Meme kanserli olgularda BRCA1 ve BRCA2 genlerindeki duplikasyon ve delesyonların MLPA tekniği ile incelenmesi

Abstract

Çalışmamızda, İstanbul Üniversitesi İstanbul Tıp Fakültesi Genel Cerrahi Anabilim Dalı ve ESOGÜ Onkoloji Bölümünde , meme kanseri tanısı almış 32 hastanın kan örnekleri ve kontrol grubu olarak meme kanseri açısından sağlıklı 4 bireyin kan örnekleri kullanılarak , hastaların BRCA1 ve BRCA2 genlerindeki delesyon ve duplikasyonlar MRC Holland MLPA P002(lot 0409) , P087(lot 0609) ve P045(lot 0508) prob karışımları kullanılarak MLPA yöntemi ile incelenmiştir.Bir hastada , BRCA1 geninin intron 13 bölgesinde olası bir duplikasyon saptanmıştır , bulunan intron 13 duplikasyonu, intron içindeki splice dizilerine etki edebilir buda hatalı protein sentezine neden olabilir. Splice mekanizmasındaki bozukluk sonucu oluşan hatalı protein kanser gelişiminde etkili olabilr. BRCA2 geninde ise , aynı aileye mensup anne ve kızda ekson 27 delesyonu saptanmıştır. BRCA2 ekson 27, rekombinaz bir protein olan RAD51 `le etkileşimden sorumlu olan bir amino asid domaini kodlar. Bu iki protein birbirleriyle etkileşim halinde olarak DNA çift dal kırıklarının homolog rekombinasyonla tamirinden sorumludur. Ekson 27 deki delesyon hatalı protein sentezlenmesine neden olabilir buda iki protein arasındaki etkileşimi bozabilir. Bu durum kanser gelişim mekanizmasını tetikleyebilir.Çalışmamız sporadik ve kalıtsal meme kanserlerinde, BRCA1 VE BRCA2 genlerindeki delesyon ve duplikasyonların, hastalık gelişimine etkileri gösterilmiştir.

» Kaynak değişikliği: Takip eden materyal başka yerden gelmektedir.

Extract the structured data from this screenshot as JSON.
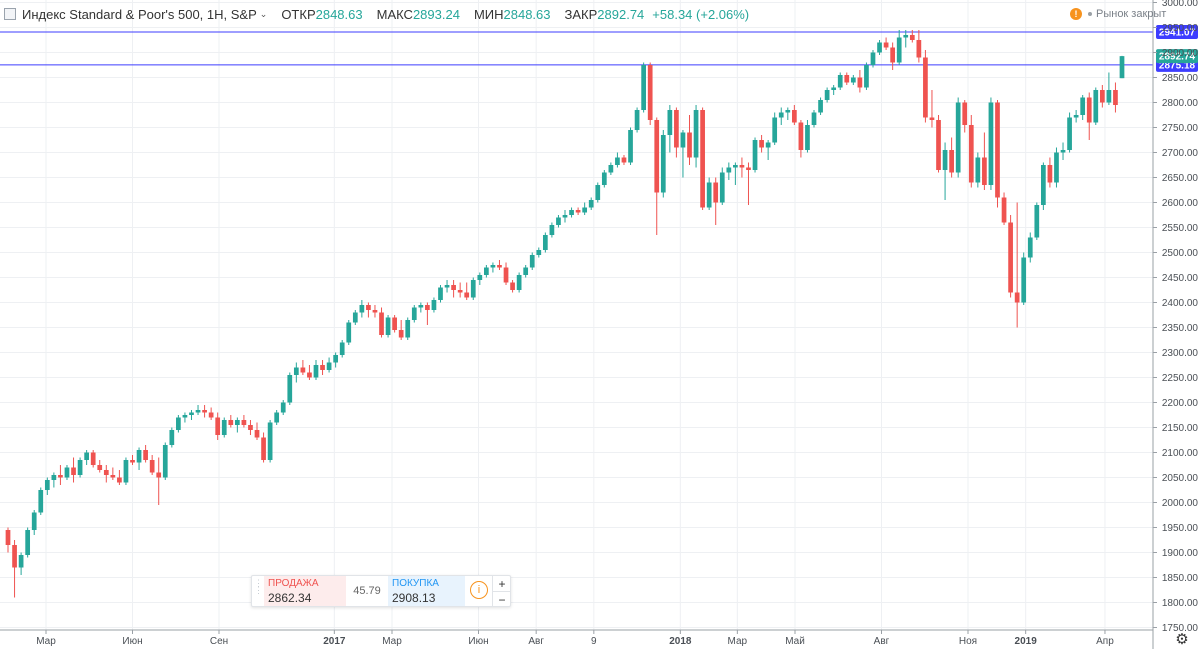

In our study,deletions and duplications BRCA1, BRCA2 investigated with MLPA in 32 breast cancer diagnosed patients. As a control group 4 healthy individuals used. Breast cancer patients diagnosed in Istanbul University Medical School Surgery Department and ESOGU Oncology Department. Duplications and deletions in BRCA1 and BRCA2 genes investigated with using probe mixes MRC Holland MLPA P002 (lot 0409) , P087 lot(0609) and P045 (lot 0508) .A possible BRCA1 intron 13 duplication was detected one of our sporadic breast cancer patients. In BRCA2 , in daughter and mother in same family exon 27 deletion detected. Intron 13 duplication in BRCA1 thought to be effect splice regulatory sequences and may result a aberrant protein synthesis and this may cause cancer progression. BRCA2 exon 27 encodes a amino acid domain that interacts RAD51 recombinase protein that plays a role in DNA double strand break repair. BRCA2 exon 27 deletion may disturp BRCA2-RAD51 interactions. This can trigger cancer progression mechanism. Our study showed that importance of duplications and deletions BRCA1/BRCA2 in sporadic and hereditary breast cancer progression.